Former environment minister Alan Kelly, who made no secret of his own ambitions, snubbed his colleague’s unveiling and later warned he had wanted an open contest.
He also claimed Labour members backed the idea of a free vote.
Mr Kelly congratulated Mr Howlin but said: ” Over the past week I sought to ensure that the leadership of the party would be chosen by the members, by way of a contest and a democratic election.
“I further thought that a shortened contest would allow for re-engagement with our members and ensure a contest based on vision and ideas for the future direction of the party, where the best candidate would emerge with a clear mandate.
“The rest of the parliamentary party took a different view to what I believe is the members’ wish and entitlement. I want to thank the huge volume of members who have confirmed that view to me.”
But Mr Howlin, former minister for public expenditure in the coalition with Fine Gael, insisted there would be no fallout between him and his only rival.
“Absolutely, no trouble at all,” he said.
“Alan Kelly’s heart is in the Labour Party and his place is at the heart of the Labour Party.
“I have no doubt in my mind, knowing the man, his capacity, his ability and his integrity, as I do, he will be an intrinsic part of the Labour Party into the future.”
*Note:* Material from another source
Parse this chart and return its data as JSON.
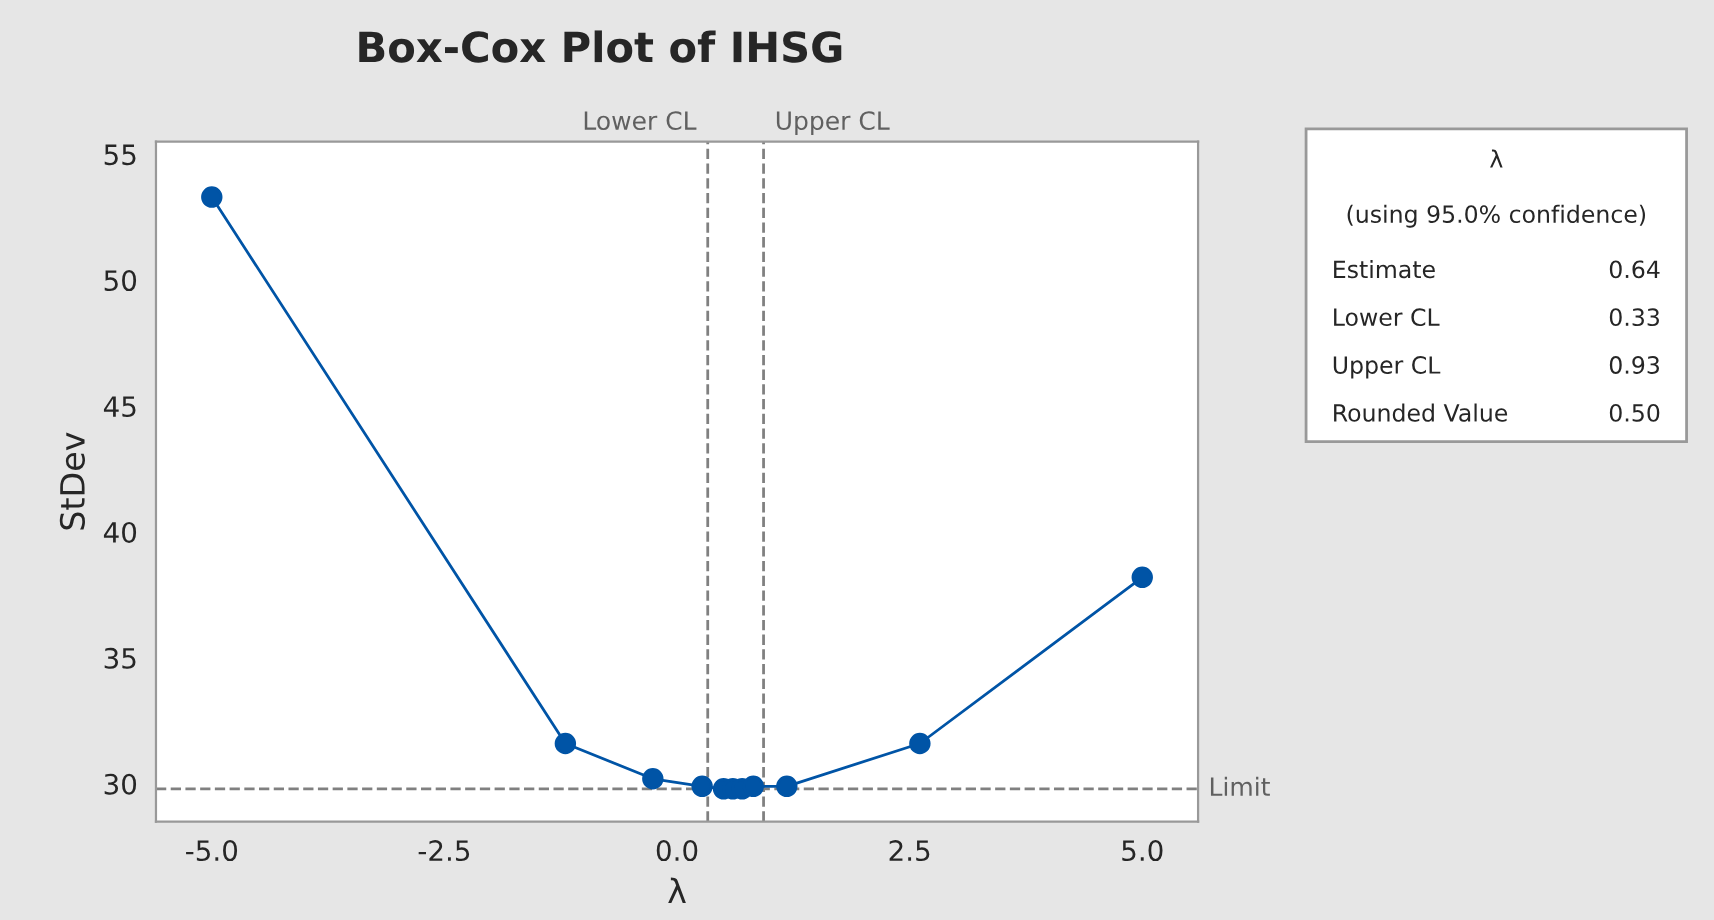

Mr Howlin told RTE’s News At One that he had spoken to Mr Kelly for hours on the leadership question but that his victory had been finalised under party rules “appropriately and properly”.
He also appealed for him not to be an enemy.
Mr Kelly failed to force a vote among Labour members after he could not muster up the support from just one of the four TDs who had the power to second his nomination.
Mr Howlin denied a campaign had been run to get him into the leader’s seat unopposed.
A TD for Wexford since 1987, he previously ran unsuccessfully for the leadership and also served as Leas Ceann Comhairle in the Dail during his career.
Mr Howlin’s biggest job will be trying to win back support for a party decimated in the February election when it lost 30 of its 37 seats.
He began that by launching a sterling defence of the party’s decision to go into government in 2011.
“It’s hard to show that you stand for Labour’s values when you have to go into government to rescue the country from the vandalism inflicted upon it by those who do not share our values,” he said.
“Cleaning up the mess left by others may not have proven electorally popular, but it had to be done. It had to be done to ensure this country’s future. Now, Labour and Ireland are in a strong position to grow.”
Mr Howlin said he was immensely proud and deeply humbled to be Labour’s 12th leader.
The new leader also issued a direct appeal to politicians and supporters who have left the party in recent years or found themselves on the fringes to come back.